Degree returned over Donald Trump's RGU award
The former principal of an Aberdeen university has handed back an honorary degree in protest at a similar award being given to Donald Trump.
Dr David Kennedy, principal of Robert Gordon University (RGU) between 1987-97, said he was "appalled" at plans to honour the US tycoon next month.
Mr Trump's plans to build the "world's greatest golf course" in Aberdeenshire have proven divisive in the north east.
Dr Kennedy returned the honorary doctorate which he received in 1999.
He described the decision to give Mr Trump an honorary doctorate as "an insult to decent people everywhere".
Dr Kennedy said: "Mr Trump is simply not a suitable person to be given an honorary degree and he should not be held up as an example of how to conduct business.

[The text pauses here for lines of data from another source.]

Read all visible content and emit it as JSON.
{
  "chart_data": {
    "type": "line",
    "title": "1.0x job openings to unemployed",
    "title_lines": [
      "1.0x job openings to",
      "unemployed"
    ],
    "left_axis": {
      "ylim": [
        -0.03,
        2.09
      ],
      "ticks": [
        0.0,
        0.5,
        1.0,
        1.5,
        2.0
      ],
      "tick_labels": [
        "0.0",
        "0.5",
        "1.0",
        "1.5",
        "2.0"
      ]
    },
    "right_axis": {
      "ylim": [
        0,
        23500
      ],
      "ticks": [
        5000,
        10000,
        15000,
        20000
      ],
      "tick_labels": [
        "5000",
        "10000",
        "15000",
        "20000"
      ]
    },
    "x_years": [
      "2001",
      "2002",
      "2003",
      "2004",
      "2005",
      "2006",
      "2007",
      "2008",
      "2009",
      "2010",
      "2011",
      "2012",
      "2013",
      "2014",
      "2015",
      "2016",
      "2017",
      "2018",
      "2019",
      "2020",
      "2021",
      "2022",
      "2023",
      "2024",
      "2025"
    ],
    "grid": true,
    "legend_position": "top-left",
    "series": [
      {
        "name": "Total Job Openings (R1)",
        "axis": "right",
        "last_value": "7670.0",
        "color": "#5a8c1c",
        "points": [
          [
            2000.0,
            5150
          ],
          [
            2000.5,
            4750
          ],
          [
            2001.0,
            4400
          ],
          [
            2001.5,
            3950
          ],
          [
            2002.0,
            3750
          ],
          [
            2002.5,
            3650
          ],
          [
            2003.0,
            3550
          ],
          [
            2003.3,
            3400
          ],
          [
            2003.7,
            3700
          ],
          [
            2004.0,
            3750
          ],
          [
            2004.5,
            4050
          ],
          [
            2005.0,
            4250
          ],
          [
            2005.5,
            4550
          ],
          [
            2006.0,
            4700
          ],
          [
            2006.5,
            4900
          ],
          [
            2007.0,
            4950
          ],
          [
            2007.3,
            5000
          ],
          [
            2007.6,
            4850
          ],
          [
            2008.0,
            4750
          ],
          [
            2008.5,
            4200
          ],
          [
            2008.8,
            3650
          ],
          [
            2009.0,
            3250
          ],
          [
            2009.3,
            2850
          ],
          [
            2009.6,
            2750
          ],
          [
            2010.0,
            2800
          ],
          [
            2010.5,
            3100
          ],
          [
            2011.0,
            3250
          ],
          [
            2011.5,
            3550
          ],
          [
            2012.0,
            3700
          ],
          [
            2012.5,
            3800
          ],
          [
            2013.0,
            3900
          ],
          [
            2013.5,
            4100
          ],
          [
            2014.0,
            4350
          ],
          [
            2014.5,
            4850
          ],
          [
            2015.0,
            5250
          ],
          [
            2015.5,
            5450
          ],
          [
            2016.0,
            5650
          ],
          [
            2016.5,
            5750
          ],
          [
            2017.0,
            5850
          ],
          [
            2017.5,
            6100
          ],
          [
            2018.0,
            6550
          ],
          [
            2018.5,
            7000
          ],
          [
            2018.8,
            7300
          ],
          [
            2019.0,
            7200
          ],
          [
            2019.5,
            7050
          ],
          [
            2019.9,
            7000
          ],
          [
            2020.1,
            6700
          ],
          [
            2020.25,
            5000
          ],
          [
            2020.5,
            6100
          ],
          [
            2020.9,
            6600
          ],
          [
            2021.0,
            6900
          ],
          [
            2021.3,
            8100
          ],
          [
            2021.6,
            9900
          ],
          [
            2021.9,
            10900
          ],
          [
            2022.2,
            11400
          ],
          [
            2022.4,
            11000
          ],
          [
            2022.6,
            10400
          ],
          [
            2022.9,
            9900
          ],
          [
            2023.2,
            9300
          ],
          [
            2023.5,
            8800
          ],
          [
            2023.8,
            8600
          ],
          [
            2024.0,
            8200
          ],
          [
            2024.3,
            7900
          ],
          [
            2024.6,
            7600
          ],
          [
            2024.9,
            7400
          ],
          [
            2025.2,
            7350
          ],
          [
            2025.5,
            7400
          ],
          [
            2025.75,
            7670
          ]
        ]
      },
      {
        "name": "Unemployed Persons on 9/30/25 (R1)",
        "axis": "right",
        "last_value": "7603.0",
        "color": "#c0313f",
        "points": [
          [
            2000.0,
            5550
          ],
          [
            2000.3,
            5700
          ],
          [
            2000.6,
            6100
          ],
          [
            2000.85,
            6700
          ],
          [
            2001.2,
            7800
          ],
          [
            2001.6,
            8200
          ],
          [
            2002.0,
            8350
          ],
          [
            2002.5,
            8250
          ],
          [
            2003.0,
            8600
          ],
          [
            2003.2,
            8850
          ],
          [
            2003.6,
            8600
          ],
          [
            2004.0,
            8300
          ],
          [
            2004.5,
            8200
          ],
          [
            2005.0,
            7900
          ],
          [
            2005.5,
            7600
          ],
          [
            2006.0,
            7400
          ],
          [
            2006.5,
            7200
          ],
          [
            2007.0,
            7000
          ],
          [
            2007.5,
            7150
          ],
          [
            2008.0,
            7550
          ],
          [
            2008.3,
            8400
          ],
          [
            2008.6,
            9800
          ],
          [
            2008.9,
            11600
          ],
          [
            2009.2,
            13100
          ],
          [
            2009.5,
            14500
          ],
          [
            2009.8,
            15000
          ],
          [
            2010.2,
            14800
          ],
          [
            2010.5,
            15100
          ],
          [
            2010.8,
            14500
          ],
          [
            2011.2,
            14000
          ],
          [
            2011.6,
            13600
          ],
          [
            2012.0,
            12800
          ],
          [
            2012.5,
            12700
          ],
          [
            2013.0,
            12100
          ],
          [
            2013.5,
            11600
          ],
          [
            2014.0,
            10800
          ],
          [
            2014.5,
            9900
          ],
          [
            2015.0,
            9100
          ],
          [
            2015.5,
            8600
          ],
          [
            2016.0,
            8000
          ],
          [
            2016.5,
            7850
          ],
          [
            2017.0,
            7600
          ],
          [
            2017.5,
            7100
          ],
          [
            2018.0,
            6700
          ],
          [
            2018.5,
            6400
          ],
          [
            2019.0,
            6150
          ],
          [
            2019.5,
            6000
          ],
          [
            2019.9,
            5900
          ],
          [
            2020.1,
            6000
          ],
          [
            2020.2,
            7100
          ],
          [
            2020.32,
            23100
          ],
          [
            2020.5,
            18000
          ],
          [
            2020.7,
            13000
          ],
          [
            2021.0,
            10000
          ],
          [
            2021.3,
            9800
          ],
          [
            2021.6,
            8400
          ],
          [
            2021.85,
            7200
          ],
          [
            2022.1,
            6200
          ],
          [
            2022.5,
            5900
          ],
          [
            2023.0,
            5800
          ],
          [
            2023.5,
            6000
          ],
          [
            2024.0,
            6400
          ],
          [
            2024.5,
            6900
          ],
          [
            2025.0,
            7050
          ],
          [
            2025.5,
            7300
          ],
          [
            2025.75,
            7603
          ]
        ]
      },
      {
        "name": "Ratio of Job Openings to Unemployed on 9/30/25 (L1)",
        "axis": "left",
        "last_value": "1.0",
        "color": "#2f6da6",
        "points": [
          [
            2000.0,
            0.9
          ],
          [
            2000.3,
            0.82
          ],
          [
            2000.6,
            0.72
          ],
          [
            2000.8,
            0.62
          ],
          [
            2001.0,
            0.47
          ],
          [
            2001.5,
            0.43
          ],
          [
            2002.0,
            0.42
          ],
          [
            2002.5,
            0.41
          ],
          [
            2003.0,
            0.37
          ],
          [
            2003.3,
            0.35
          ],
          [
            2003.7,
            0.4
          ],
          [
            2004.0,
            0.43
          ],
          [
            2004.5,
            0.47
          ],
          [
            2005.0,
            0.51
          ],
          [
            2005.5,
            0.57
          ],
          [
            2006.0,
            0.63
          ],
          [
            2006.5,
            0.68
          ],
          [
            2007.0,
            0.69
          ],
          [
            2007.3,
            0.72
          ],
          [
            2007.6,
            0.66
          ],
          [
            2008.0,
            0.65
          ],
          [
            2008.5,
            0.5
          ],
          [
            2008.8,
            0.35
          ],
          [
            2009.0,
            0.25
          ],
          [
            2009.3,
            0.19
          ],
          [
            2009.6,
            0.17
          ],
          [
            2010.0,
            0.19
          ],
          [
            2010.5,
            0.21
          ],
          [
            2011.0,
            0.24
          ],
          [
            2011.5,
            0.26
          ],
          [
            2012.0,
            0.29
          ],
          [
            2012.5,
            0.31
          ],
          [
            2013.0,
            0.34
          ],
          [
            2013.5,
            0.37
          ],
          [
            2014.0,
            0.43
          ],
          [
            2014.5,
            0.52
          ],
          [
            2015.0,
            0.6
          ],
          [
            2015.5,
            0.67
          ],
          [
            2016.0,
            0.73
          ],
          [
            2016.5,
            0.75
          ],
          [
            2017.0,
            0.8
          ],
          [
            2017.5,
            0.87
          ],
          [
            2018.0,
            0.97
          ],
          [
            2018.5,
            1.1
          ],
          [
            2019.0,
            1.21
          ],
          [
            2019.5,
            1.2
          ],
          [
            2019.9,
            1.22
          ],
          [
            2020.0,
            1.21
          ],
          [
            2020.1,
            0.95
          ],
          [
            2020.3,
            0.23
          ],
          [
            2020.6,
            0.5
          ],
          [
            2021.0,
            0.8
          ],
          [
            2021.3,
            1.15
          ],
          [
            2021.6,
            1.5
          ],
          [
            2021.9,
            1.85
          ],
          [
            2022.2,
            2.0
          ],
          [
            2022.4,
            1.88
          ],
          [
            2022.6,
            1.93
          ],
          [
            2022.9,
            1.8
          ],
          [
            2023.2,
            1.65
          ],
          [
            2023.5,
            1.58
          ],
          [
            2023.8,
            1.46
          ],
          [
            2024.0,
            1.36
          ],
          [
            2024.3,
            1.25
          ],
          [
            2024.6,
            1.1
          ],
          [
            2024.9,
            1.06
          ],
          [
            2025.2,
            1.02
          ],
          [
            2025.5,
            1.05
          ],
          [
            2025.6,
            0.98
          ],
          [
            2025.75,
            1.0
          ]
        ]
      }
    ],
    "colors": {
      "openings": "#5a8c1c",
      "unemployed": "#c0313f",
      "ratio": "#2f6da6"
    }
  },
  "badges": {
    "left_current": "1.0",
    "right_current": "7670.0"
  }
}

"Mr Trump's behaviour in north-east Scotland has been deplorable from the first, particularly in how he has treated his neighbours."
The academic, who is also a member of the Tripping up Trump protest group, added: "The university needs to realise how strongly people feel about this issue.

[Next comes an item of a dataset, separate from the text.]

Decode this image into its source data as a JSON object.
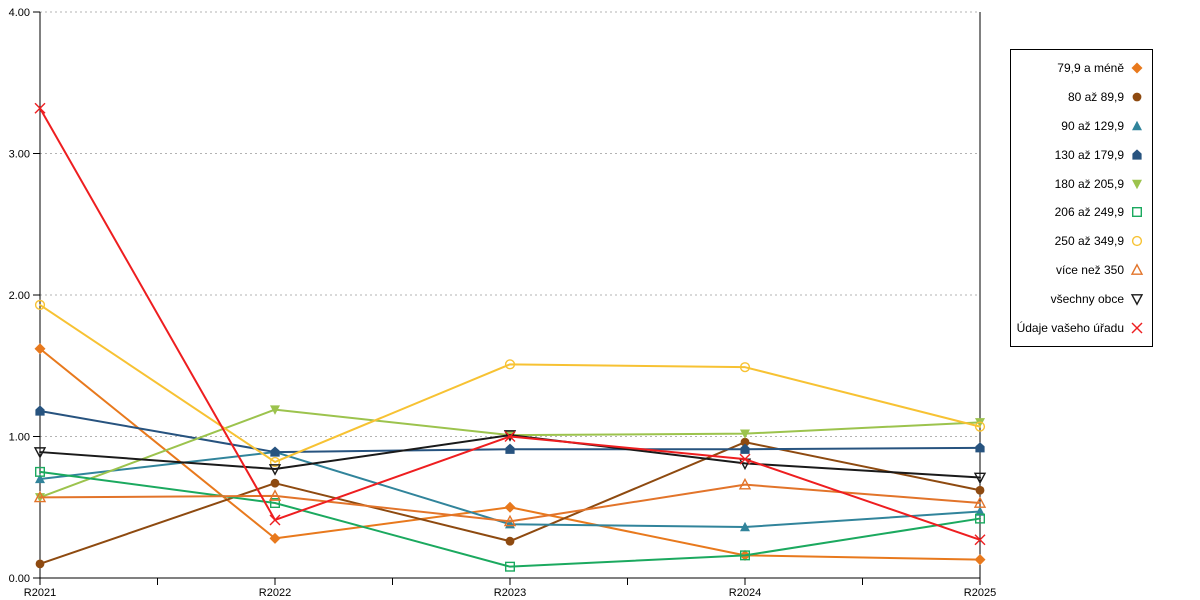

"I can think of no better way to express my anger at the decision to honour Mr Trump than to return my own honorary doctorate to the university.
"I would not want to hold the award after Mr Trump has received his."
Robert Gordon University is due to present Mr Trump with the honorary award of Doctor of Business Administration on 8 October.
The university said the honour recognised his "business acumen" and his company's commitment to the north east of Scotland.
The Trump Organisation had said it was a "tremendous honour" for Mr Trump.
A spokesperson for Mr Trump said they would not be making a statement on Dr Kennedy's decision, saying it was a matter for RGU.
A spokesman for RGU said: "We're disappointed that Dr Kennedy feels compelled to return his degree, particularly given his past connections and major contribution to the development of the university."
Work on Mr Trump's controversial golf course got under way earlier this year.
The billionaire believes the total cost of the project is likely to be about £750m.
However, some residents object to the plans and are refusing to sell their land to the billionaire.
Many opponents of the development have bought a stake in a one-acre stretch of land at the heart of the resort site in a bid to disrupt it.
As well as a championship golf course, the luxury development on the Menie Estate includes a 450-bedroom hotel, 950 holiday apartments and 500 residential homes.